Girard residents work off fines, fees through community service


Staff writer

GIRARD — The city of Girard offers alternative ways residents can pay off their outstanding court fees and library fees.

Residents who are not working or are unable to work can volunteer on community service projects at $10 an hour to pay off their fees.

“I got this idea about seven years ago from the Painesville Municipal Judge (Michael Cicconetti),” Girard Municipal Court Judge Jeffrey Adler said. “I thought this was a great idea, having people do community service to work off their fines.”

The Trumbull County Land Bank donated the lot across Dearborn Avenue from the Multi-Generational Center and Adler, along with Cosmo Signoriello, created a garden on the lot. This year, they planted peppers, tomatoes, eggplant and a few cucumbers. Next year, they hope to try planting corn.

“I don’t see this as punishment. A lot of them actually like it,” Adler said. “They get a little work ethic and are proud of what they produce.”

All of the food grown in the garden goes to benefit the community. Once harvested, it is donated to the Rescue Mission, Liberty Community Food Pantry, Salvation Army and the Emmanuel Community Care Center.

Gardening isn’t the only way to work off fines. This opportunity is offered year round and applies to all kinds of projects, such as mowing the grass, picking up tires and litter, or helping at the dog pound.

“I think we’ve worked off thousands of dollars in fines,” Signoriello said. “They learn skills and a few kept coming back after they were done working off their fines.”

The community service does not apply to speeding tickets.

“While the court isn’t getting that money, the community is still benefiting from this program,” Adler said.

The Girard Free Library also offers ways for people to get rid of their outstanding library fines. Through the Food for Fines campaign, you can donate at least two non-perishable food items and fines up to $25 will be erased.

“We’ve been doing this for quite some time, at least 15 years.
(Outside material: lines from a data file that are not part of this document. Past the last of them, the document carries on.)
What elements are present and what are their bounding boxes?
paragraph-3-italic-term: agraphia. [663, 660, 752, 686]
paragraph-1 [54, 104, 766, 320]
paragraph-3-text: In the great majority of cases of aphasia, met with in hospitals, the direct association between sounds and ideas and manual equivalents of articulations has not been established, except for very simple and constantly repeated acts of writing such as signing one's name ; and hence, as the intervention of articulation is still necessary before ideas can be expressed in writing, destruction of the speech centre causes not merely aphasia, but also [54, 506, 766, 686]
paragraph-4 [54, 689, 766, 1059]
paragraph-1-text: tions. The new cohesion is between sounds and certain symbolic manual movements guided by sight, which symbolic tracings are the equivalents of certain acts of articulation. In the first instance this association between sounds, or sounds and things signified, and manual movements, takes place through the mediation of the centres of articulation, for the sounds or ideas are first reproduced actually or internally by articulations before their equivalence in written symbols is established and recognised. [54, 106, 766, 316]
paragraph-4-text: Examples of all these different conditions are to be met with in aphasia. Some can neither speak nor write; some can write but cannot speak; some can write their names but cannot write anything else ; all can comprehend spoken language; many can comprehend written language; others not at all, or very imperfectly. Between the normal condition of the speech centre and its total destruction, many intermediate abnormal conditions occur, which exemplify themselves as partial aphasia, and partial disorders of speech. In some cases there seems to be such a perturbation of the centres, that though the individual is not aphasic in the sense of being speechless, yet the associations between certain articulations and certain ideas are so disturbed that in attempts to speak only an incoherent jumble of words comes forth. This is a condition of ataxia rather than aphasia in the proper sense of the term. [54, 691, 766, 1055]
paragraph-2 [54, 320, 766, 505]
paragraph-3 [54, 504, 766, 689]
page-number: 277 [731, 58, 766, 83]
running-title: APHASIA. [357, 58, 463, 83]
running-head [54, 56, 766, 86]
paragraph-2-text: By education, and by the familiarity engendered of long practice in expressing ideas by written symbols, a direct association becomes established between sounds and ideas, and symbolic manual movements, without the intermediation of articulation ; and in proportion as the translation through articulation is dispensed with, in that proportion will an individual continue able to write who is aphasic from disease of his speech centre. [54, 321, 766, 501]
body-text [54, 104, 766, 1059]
It helps us clean up the little fines while giving back to the community,” said Girard Free Library Director Rose Ann Lubert. “It’s a win-win for everyone.”

This opportunity does not apply toward lost or damaged items or items obtained through the library consortium CLEVNET.

The food donated through the library is donated to the Emmanuel Community Care Center.

“It’s local, right here in town, and they’re always very appreciative of this help,” Lubert said.

The Food For Fines campaign closes just before Thanksgiving, on Nov. 26.